At least four different companies have been linked to the ever-evolving Raptor Train botnet since mid-2020, each with different root domains used and target devices –
- Crossbill (May 2020 to April 2022) – Use of C2 root domain k3121.com and associated subdomains
- Finch (July 2022 to June 2023) – using the C2 root domain b2047.com and related C2 subdomains
- Canary (May 2023 to August 2023) – Using the C2 root domain b2047.com and related C2 subdomains using multi-level droppers
- Oriole (June 2023 to September 2024) – using the C2 root domain w8510.com and related C2 subdomains
Canary, which has largely targeted ActionTec PK5000 modems, Hikvision IP cameras, Shenzhen TVT DVRs and ASUS routers, is notable for using its own multi-tiered infection chain to download a first-tier bash script that connects to the Tier. 2 payload server to get Nosedive and second stage bash script.

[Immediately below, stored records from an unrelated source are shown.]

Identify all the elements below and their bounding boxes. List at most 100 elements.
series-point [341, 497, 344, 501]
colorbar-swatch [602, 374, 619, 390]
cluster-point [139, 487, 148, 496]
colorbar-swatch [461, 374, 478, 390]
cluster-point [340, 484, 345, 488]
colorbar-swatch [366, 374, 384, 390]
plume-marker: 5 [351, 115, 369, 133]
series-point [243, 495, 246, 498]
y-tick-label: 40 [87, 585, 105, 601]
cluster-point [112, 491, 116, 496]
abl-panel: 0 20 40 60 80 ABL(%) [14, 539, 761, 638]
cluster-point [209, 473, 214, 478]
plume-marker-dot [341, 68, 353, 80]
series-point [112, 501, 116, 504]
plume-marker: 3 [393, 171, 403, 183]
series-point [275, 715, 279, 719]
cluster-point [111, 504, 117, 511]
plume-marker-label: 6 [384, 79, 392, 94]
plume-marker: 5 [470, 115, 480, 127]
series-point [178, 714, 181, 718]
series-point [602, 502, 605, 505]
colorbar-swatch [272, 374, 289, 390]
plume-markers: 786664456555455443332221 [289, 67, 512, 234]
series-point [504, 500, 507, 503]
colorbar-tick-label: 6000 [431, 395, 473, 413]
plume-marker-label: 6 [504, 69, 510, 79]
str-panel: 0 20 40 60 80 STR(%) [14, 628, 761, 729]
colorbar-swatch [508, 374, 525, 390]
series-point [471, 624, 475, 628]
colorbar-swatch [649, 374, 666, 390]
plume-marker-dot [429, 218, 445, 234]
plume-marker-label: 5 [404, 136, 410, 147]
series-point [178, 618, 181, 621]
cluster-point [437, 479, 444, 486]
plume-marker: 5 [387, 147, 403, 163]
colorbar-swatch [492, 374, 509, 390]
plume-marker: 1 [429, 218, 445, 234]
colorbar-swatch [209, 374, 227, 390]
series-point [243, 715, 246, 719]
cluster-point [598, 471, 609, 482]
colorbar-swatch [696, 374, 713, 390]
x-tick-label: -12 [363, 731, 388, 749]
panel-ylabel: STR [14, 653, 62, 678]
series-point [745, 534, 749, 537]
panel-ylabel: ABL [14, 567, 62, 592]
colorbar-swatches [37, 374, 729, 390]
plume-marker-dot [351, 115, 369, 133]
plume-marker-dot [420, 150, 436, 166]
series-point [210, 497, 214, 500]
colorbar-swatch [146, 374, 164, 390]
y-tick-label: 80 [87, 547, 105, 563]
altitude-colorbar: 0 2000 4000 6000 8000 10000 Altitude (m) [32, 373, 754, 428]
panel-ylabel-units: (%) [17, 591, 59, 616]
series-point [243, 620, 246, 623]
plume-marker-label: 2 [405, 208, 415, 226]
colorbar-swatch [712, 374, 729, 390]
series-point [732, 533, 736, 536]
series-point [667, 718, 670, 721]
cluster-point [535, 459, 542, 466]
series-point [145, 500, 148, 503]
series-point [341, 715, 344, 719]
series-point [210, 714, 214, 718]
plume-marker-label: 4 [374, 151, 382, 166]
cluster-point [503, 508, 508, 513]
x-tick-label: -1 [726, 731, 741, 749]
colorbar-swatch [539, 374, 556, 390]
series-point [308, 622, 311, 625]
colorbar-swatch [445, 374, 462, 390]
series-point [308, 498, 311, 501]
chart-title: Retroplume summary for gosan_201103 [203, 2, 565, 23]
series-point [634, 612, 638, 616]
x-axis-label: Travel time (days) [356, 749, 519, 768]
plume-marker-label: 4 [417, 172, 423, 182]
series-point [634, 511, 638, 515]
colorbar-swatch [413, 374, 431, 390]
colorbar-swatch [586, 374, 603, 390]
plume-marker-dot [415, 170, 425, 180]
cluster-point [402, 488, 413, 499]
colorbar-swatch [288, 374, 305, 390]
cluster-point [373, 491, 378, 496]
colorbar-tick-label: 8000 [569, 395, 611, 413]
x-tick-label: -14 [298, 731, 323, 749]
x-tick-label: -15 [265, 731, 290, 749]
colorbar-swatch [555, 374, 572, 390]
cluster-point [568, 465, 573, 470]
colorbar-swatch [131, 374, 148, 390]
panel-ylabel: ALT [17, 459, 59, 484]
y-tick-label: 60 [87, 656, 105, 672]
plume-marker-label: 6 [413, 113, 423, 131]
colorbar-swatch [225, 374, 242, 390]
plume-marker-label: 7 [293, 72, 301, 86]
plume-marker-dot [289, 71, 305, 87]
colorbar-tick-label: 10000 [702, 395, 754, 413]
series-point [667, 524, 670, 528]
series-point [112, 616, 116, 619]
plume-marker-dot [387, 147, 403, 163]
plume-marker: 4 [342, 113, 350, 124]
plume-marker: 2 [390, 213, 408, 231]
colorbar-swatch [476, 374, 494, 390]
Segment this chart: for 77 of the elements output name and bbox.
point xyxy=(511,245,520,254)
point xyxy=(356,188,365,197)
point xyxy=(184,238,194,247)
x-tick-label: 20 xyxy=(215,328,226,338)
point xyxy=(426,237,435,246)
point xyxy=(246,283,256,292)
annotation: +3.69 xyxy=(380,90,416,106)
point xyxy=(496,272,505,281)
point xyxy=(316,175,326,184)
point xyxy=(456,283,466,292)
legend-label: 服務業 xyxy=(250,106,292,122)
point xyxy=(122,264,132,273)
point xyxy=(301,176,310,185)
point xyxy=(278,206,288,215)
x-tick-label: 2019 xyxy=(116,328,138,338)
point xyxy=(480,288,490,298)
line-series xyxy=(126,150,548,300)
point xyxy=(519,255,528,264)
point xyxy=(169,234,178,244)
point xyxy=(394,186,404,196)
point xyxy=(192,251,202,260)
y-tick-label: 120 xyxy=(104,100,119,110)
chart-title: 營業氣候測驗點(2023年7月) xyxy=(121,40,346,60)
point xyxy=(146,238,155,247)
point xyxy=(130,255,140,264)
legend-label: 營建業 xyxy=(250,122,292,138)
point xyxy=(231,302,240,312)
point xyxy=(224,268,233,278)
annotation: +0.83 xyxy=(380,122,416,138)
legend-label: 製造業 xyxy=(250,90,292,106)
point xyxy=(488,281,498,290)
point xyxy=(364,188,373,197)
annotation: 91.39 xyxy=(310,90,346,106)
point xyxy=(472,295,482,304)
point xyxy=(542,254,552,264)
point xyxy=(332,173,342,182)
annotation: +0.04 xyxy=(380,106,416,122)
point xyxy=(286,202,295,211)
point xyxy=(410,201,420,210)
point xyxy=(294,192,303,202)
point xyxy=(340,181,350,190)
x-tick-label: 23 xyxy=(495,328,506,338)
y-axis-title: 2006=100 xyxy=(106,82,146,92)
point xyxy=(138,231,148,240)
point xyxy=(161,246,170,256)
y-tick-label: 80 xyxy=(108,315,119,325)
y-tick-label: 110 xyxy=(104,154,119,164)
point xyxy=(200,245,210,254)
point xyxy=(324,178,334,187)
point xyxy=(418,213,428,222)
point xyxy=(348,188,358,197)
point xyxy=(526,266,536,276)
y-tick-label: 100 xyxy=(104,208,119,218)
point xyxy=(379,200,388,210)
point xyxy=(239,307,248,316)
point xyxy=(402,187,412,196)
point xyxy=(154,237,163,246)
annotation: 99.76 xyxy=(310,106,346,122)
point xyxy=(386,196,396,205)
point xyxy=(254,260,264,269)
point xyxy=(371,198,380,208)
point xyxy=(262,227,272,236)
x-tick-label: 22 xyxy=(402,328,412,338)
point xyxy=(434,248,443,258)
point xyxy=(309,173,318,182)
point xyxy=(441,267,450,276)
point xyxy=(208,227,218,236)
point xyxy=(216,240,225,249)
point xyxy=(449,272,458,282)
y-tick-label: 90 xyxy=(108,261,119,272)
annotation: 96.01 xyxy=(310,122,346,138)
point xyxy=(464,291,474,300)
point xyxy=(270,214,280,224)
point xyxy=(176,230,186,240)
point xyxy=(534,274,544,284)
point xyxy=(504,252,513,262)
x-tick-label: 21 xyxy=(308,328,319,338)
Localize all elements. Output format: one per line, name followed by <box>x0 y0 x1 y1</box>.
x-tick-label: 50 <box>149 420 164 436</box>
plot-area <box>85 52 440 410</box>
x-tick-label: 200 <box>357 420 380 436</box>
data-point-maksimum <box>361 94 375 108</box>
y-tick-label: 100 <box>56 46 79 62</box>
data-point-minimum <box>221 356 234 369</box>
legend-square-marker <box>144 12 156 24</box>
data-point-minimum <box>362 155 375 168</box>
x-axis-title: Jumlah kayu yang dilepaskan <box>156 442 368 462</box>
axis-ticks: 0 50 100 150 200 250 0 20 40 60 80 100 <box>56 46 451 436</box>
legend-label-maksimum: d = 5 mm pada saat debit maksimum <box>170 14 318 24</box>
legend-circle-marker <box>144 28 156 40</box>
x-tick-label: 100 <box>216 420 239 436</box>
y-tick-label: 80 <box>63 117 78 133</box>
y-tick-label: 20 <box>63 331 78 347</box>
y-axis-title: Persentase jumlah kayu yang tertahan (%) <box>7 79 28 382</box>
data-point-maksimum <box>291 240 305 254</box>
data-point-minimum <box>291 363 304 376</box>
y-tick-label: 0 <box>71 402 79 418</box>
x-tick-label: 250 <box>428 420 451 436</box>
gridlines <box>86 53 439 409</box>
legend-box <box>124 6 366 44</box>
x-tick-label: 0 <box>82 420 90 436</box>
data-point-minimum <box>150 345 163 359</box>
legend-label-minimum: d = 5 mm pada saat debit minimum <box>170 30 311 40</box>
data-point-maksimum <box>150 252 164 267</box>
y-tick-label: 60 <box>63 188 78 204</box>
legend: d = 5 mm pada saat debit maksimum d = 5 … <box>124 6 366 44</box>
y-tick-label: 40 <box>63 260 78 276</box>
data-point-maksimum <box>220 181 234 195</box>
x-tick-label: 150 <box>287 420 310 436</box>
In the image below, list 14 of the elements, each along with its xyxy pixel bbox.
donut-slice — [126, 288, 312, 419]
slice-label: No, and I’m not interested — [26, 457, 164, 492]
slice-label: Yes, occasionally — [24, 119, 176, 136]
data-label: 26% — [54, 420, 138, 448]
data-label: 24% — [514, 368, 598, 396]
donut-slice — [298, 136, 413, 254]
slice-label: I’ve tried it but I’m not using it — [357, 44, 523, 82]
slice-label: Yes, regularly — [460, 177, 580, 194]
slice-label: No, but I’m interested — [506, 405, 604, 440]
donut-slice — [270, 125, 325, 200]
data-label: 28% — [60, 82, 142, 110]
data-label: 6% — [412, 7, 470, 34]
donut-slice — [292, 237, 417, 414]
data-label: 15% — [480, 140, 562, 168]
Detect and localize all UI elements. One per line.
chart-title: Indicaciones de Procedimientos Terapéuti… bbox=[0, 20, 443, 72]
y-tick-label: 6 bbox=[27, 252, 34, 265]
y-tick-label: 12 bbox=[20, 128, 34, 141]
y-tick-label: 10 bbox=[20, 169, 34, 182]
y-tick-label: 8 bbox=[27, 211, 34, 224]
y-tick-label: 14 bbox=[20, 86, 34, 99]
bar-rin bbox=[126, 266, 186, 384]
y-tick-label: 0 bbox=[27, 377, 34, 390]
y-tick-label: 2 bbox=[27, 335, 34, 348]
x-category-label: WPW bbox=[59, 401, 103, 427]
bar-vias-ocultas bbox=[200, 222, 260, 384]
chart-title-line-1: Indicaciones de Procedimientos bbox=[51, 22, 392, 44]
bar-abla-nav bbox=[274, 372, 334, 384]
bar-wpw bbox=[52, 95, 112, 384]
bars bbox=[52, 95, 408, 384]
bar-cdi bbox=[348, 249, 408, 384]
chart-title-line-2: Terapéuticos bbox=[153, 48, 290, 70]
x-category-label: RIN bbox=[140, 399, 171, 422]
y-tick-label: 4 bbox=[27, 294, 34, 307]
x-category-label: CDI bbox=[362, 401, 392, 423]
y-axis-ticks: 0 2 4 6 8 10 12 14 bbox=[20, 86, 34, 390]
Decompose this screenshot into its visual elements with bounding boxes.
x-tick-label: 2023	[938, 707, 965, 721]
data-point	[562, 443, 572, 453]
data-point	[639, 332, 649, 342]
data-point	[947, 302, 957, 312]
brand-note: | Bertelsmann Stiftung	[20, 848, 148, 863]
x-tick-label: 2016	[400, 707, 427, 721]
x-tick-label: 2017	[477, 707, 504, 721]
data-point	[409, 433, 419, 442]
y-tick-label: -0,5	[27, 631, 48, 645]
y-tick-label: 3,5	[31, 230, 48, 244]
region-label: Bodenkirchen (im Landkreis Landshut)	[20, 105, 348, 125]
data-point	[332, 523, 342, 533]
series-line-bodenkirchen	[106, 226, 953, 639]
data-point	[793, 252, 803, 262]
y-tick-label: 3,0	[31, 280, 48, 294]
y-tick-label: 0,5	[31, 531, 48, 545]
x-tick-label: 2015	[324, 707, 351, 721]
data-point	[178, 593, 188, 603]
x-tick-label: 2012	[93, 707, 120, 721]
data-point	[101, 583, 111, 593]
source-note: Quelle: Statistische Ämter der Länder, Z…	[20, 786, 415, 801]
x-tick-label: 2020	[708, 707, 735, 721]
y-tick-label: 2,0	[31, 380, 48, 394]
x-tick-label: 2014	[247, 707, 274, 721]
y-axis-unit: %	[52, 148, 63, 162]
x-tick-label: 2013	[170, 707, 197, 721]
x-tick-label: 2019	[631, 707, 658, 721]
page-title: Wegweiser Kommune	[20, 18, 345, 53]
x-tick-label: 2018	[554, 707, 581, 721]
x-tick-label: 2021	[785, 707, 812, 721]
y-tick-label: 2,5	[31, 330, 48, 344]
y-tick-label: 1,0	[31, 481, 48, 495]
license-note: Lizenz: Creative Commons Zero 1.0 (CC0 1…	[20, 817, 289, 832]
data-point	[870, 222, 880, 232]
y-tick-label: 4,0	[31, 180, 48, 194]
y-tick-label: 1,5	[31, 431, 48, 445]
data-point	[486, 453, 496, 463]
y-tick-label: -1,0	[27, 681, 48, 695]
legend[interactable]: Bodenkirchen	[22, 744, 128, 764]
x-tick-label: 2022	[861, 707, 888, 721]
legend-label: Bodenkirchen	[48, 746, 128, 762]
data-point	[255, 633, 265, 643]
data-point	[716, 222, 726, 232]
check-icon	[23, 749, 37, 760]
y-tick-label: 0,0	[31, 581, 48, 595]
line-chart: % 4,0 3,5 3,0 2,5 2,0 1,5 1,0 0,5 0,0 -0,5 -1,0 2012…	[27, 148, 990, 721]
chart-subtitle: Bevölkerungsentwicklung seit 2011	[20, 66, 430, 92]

The new bash script in turn tries to download and execute the third stage bash script from the payload server every 60 minutes.
“In fact, the w8510.com C2 domain for (Oriole) has become so prominent among compromised IoT devices that it has been included in the Cisco Umbrella Domain Rankings until June 3, 2024,” Lumen said.
“It was also listed in Cloudflare Radar’s top 1 million domains until at least August 7, 2024. This is worrisome because domains on these popularity lists often bypass security measures through domain whitelisting, allowing them to grow and maintain access and subsequently avoid detection.”
No DDoS attacks originating from the botnet have been identified to date, although evidence suggests it has been weaponized to target US and Taiwanese organizations in the military, government, higher education, telecommunications, defense industrial base (DIB) and information technology (IT). sectors.
Moreover, the bots involved in Raptor Train likely made possible attempts to exploit Atlassian Confluence servers and Ivanti Connect Secure (ICS) appliances in the same verticals, indicating extensive scanning.
Links to Flax Typhoon – a hacking team with a track record of targeting targets in Taiwan, Southeast Asia, North America, and Africa—results from overlaps in its victimization trail, use of the Chinese language, and other tactical similarities.
“It’s a robust, enterprise-grade management system used to manage more than 60 C2 servers and their infected nodes at any given time,” Lumen said.
“This service provides a full suite of capabilities, including scalable bot exploitation, vulnerability and exploit management, remote C2 infrastructure management, file uploads and downloads, remote command execution, and the ability to adapt IoT-based distributed denial of service (DDoS). ) attacks on a scale.”